Textual Data in Tableau : The Present and The Future
Data visualization in simple terms entails visual representation of data. It is the technology equivalent of visual communication. It mainly leverages statistical analysis, charts, graphs and information graphics to communicate logical quantitative insights.
With big data driving all industries towards adopting data-driven decision making, data visualization has become an invaluable part of this journey. It is instrumental in presenting business value metrics and insights to the right people at the right time. With increasing demand, there has been a rise in products that offer data visualization and business intelligence solutions.
The biggest name in today’s market when it comes to data visualization is Tableau. With over 57,000 customer accounts, it is undoubtedly a leader in its space. It is known for its simplicity, ease-of-use and interactive interface but its most important features are the ability to handle massive, dynamic datasets and the out-of-the-box integrations with some of the most widely used technologies.
One of Tableau’s biggest assets is its ability to visualize various kinds of information. Representing data visually is in huge demand and is becoming very popular owing to its practical applications. Tailoring such visualizations to various audiences is Tableau’s USP and it can be deployed at an enterprise-scale making it a weapon in any organization’s tech arsenal.

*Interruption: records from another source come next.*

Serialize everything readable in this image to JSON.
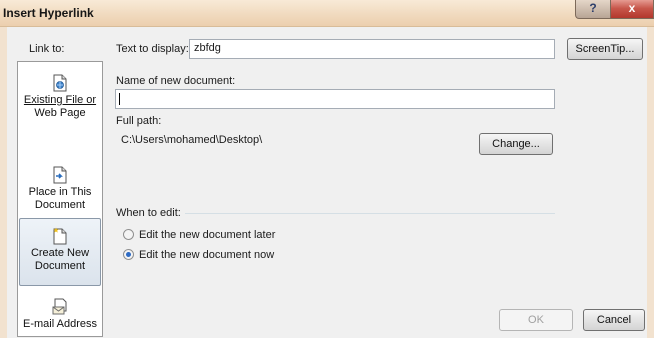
{
  "window": {
    "title": "Insert Hyperlink",
    "help_label": "?",
    "close_label": "x"
  },
  "link_to": {
    "label": "Link to:",
    "items": [
      {
        "line1": "Existing File or",
        "line2": "Web Page",
        "icon": "existing-file-icon",
        "selected": false
      },
      {
        "line1": "Place in This",
        "line2": "Document",
        "icon": "place-in-document-icon",
        "selected": false
      },
      {
        "line1": "Create New",
        "line2": "Document",
        "icon": "new-document-icon",
        "selected": true
      },
      {
        "line1": "E-mail Address",
        "line2": "",
        "icon": "email-icon",
        "selected": false
      }
    ]
  },
  "text_to_display": {
    "label": "Text to display:",
    "value": "zbfdg"
  },
  "screentip_label": "ScreenTip...",
  "new_document": {
    "label": "Name of new document:",
    "value": ""
  },
  "full_path": {
    "label": "Full path:",
    "value": "C:\\Users\\mohamed\\Desktop\\"
  },
  "change_label": "Change...",
  "when_to_edit": {
    "label": "When to edit:",
    "options": [
      {
        "label": "Edit the new document later",
        "checked": false
      },
      {
        "label": "Edit the new document now",
        "checked": true
      }
    ]
  },
  "ok_label": "OK",
  "cancel_label": "Cancel",
  "colors": {
    "window_frame": "#f2e2cf",
    "dialog_bg": "#f0f0f0",
    "radio_selected": "#2e6bc4"
  }
}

One of the most widely used data types used in Tableau is text. Tableau has a lot of functions to manipulate texts. Some of the use cases of such functions are listed below.
Encoding
ASCII
Returns the ASCII code for the first character of a string
CHAR
Returns the character encoded by the ASCII code number
Text Attributes
LEN
Returns the character length of the string
MAX
Finds the value that is highest in the sort sequence defined by the database for that column.
MID
Returns the string starting at index position start. The first character in the string is position 1. If the optional argument length is added, the returned string includes only that number of characters.
MIN
Finds the value that is lowest in the sort sequence.
Text Manipulation
LEFT
Returns the left-most number of characters in the string
RIGHT
Returns the right-most number of characters in string
LOWER
Returns a string, with all characters lowercase
LTRIM
Returns the string with any leading spaces removed
RTRIM
Returns a string with any trailing spaces removed
SPACE
Returns a string that is composed of the specified number of repeated spaces
SPLIT
Returns a substring from a string, using a delimiter character to divide the string into a sequence of tokens
TRIM
Returns the string with leading and trailing spaces removed
UPPER
Returns string, with all characters uppercase
Pattern Matching
CONTAINS
Returns true if the given string contains the specified substring
ENDSWITH
Returns true if the given string ends with the specified substring
FIND
Returns the index position of a substring in a string, or 0 if the substring isn't found
FINDNTH
Returns the position of the nth occurrence of substring within the specified string, where n is defined by the occurrence argument
REPLACE
Searches a string for a substring and replaces it with replacement
STARTSWITH
Returns true if string starts with substring. Leading white spaces are ignored
REGEXP_REPLACE
Returns a copy of the given string where the regular expression pattern is replaced by the replacement string
REGEXP_MATCH
Returns true if a substring of the specified string matches the regular expression pattern
REGEXP_EXTRACT
Returns the portion of the string that matches the regular expression pattern
REGEXP_EXTRACT_NTH
Returns the portion of the string that matches the regular expression pattern
These functions help us gain a lot of insights from textual data. Tableau’s ability to create calculated fields gives users the ability to grasp and understand hidden meaning in data. Some of the common insights that we can extract using the above-mentioned functions are as follows
A big limitation with respect to textual data is the lack of validation or verification mechanisms within Tableau. The insights we get are completely dependent on the data that is integrated with Tableau. Textual data might not make complete sense in most cases. Tableau does not have the ability or any function to clean data or interpret it into a more human-readable format. There may be instances where data is generated by machines and it might just be an alphanumeric code that has a certain meaning that industry experts can decipher. But in order to make a person who does not have such expertise understand the visualizations about such data would require conversion or interpretation of such complex data into the equivalent meaningful and human-readable form.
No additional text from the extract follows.